Eating gluten-free has also become popular among those attempting to lose weight. Roberta Anding, a registered dietician who works with Houston Ballet dancers, says eating this diet will not necessarily help a dancer slim down because “many of the quick and easy gluten-free foods are actually just as processed as conventional foods.” (Many grocery stores sell pastas made from brown rice and cookies baked with corn flour.) If you must eat gluten-free, quinoa, rice, specially labeled corn, millet and oats provide the benefits of energy-boosting carbohydrates without the gluten protein.
After decades of “Got Milk?” ads and a food pyramid recommending three servings of dairy a day, studies now raise questions about how much we should consume. Most famously, The China Study (2004) indicated a connection between animal-based foods and many chronic diseases. Emily Harrison, a registered dietician at the Centre for Dance Nutrition, recommends that dancers who decide to cut back on dairy should be mindful of getting nutrients from other sources. “When you have a growing young athlete like a dancer, they are very high risk for stress fractures to begin with,” she says.
If a dancer is lactose intolerant, has an allergy or plans to reduce her dairy intake, Harrison suggests loading up on high-calcium foods like kale, Swiss chard, broccoli, tofu and almonds. And replacing cow’s milk with almond milk will provide calcium and vitamin E, which promotes muscle repair. Those not consuming dairy should watch their intake of vitamin D, which is found in fortified foods like milk and helps the body absorb calcium and maintain the immune system. Harrison adds that many dancers are vitamin D–deficient because they spend a lot of time in the studio away from the sun, the best source for the nutrient. Catching some rays (with sunscreen) and eating fish, like salmon or halibut, can help supplement.

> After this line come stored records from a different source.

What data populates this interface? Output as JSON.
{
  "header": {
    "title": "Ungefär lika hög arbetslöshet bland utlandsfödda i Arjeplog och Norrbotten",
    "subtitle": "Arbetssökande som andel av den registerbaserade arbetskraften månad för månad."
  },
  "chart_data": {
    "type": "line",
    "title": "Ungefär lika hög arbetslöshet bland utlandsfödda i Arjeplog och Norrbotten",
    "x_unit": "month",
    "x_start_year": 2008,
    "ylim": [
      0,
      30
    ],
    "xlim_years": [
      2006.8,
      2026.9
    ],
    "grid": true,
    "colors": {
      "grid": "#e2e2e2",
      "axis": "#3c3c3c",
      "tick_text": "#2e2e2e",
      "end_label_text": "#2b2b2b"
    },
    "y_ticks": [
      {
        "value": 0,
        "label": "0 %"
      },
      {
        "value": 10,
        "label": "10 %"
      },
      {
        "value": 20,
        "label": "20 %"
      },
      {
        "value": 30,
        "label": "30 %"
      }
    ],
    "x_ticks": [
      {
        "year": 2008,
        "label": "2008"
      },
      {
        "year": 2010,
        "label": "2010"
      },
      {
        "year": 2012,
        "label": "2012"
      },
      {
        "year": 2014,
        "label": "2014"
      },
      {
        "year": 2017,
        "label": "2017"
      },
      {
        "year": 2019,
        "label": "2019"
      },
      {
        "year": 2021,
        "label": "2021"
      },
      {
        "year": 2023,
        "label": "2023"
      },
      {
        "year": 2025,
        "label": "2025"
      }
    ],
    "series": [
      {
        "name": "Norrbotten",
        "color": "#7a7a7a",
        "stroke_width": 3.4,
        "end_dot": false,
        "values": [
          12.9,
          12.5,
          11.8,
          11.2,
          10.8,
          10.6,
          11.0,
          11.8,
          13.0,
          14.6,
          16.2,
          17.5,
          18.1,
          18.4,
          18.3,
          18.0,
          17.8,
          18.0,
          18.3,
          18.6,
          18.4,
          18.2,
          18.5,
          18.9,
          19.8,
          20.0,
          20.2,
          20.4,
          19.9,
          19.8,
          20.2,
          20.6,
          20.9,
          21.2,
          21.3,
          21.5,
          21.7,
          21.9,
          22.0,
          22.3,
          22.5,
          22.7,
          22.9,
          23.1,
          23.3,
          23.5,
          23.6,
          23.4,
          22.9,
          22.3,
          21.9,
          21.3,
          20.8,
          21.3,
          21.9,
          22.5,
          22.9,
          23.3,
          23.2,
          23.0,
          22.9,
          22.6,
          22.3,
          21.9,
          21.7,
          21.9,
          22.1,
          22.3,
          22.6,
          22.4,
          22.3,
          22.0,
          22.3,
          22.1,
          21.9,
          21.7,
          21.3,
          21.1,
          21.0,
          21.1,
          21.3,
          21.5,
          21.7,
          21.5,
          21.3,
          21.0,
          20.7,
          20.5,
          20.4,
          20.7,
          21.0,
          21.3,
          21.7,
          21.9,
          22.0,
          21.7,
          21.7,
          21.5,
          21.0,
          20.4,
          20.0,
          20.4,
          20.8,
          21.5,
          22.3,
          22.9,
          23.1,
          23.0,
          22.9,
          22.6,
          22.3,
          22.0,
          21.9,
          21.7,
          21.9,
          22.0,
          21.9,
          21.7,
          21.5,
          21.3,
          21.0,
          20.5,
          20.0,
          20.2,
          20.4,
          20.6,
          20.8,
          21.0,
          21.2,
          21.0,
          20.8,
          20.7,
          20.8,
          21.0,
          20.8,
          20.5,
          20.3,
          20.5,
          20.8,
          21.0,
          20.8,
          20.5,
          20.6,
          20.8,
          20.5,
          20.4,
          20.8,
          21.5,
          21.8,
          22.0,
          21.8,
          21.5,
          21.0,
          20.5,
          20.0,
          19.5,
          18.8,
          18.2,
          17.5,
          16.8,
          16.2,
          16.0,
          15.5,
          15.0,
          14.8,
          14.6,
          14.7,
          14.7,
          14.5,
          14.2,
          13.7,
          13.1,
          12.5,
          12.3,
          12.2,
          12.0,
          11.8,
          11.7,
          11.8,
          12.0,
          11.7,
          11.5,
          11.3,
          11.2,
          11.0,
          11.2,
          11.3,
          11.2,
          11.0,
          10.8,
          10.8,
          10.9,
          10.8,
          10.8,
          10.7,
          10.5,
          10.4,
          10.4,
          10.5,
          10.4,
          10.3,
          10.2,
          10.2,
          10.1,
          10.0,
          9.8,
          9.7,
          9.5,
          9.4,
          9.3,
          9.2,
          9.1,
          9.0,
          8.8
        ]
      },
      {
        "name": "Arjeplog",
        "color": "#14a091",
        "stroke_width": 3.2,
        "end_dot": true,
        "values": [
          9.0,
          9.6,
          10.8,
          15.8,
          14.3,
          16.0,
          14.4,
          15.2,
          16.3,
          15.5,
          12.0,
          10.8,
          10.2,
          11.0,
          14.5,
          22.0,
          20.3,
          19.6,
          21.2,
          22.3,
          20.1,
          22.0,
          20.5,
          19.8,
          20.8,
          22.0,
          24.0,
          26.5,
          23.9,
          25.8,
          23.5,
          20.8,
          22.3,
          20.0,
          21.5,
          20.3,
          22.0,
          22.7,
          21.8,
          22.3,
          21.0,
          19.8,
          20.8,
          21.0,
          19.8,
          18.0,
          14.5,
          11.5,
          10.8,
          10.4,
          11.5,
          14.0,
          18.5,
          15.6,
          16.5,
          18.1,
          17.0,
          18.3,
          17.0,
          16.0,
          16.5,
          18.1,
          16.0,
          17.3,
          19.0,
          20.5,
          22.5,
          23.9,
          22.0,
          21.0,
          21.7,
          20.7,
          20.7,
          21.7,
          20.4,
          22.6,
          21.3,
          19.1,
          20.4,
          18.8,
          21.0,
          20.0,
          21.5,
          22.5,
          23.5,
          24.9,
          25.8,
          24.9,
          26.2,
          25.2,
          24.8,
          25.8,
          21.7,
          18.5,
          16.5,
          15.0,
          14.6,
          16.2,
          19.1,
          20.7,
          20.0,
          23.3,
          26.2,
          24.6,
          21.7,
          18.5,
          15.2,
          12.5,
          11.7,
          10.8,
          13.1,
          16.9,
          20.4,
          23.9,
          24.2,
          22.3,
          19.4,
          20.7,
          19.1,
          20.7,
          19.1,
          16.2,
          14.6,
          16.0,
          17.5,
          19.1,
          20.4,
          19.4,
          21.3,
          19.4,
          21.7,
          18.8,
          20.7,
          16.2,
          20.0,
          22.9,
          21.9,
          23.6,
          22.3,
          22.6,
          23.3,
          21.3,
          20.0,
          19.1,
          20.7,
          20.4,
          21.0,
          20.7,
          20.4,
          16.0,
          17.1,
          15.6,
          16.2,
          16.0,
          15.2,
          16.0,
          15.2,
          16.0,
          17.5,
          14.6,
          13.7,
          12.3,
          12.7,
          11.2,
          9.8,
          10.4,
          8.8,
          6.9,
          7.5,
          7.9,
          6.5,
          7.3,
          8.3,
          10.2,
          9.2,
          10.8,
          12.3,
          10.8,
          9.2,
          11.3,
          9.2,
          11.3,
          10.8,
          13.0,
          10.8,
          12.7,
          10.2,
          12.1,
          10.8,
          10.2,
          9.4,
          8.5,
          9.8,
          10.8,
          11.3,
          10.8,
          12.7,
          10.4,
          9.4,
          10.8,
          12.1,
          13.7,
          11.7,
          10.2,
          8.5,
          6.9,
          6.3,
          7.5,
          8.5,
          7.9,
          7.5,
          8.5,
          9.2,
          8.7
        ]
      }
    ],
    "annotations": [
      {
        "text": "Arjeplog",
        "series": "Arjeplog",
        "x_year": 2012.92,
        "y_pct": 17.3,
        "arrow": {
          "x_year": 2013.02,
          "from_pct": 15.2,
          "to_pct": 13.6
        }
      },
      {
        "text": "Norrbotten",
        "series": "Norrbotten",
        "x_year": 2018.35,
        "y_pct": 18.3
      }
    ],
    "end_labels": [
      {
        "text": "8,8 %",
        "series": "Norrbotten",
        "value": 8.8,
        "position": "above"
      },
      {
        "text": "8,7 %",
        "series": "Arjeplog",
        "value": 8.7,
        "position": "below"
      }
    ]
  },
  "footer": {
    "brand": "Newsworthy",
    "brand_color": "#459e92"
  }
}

Once the food choice of animal-loving hippies, veganism is now a robust movement focused on eating local and “clean.” This means eliminating all animal byproducts from your diet, including meat, milk and eggs. “We know that vegans live a lot longer and tend to be much healthier,” says Harrison. This is in large part because they tend to eat more fresh fruits and vegetables than nonvegans. But maintaining this diet takes constant attention. “You can’t just have a veggie burger and French fries every day and say, ‘OK, I’m a vegan.’ You’ve got to work a little bit harder,” says Harrison. “It really forces us to look at our food choices.” Anding advises that a vegan dancer pay special attention to vitamin B12, vitamin D, omega-3 fatty acids and calcium.
Freytag didn’t change her diet overnight. At 14, she started eating vegetarian and eventually transitioned into veganism. “Don’t necessarily cut it all out at once,” she says. “Start including different things that vegans eat a lot of, like dark leafy vegetables and more nuts and seeds.” She eats more frequently now, but she finds that the nutrient-dense foods give her strength and a more positive mental state.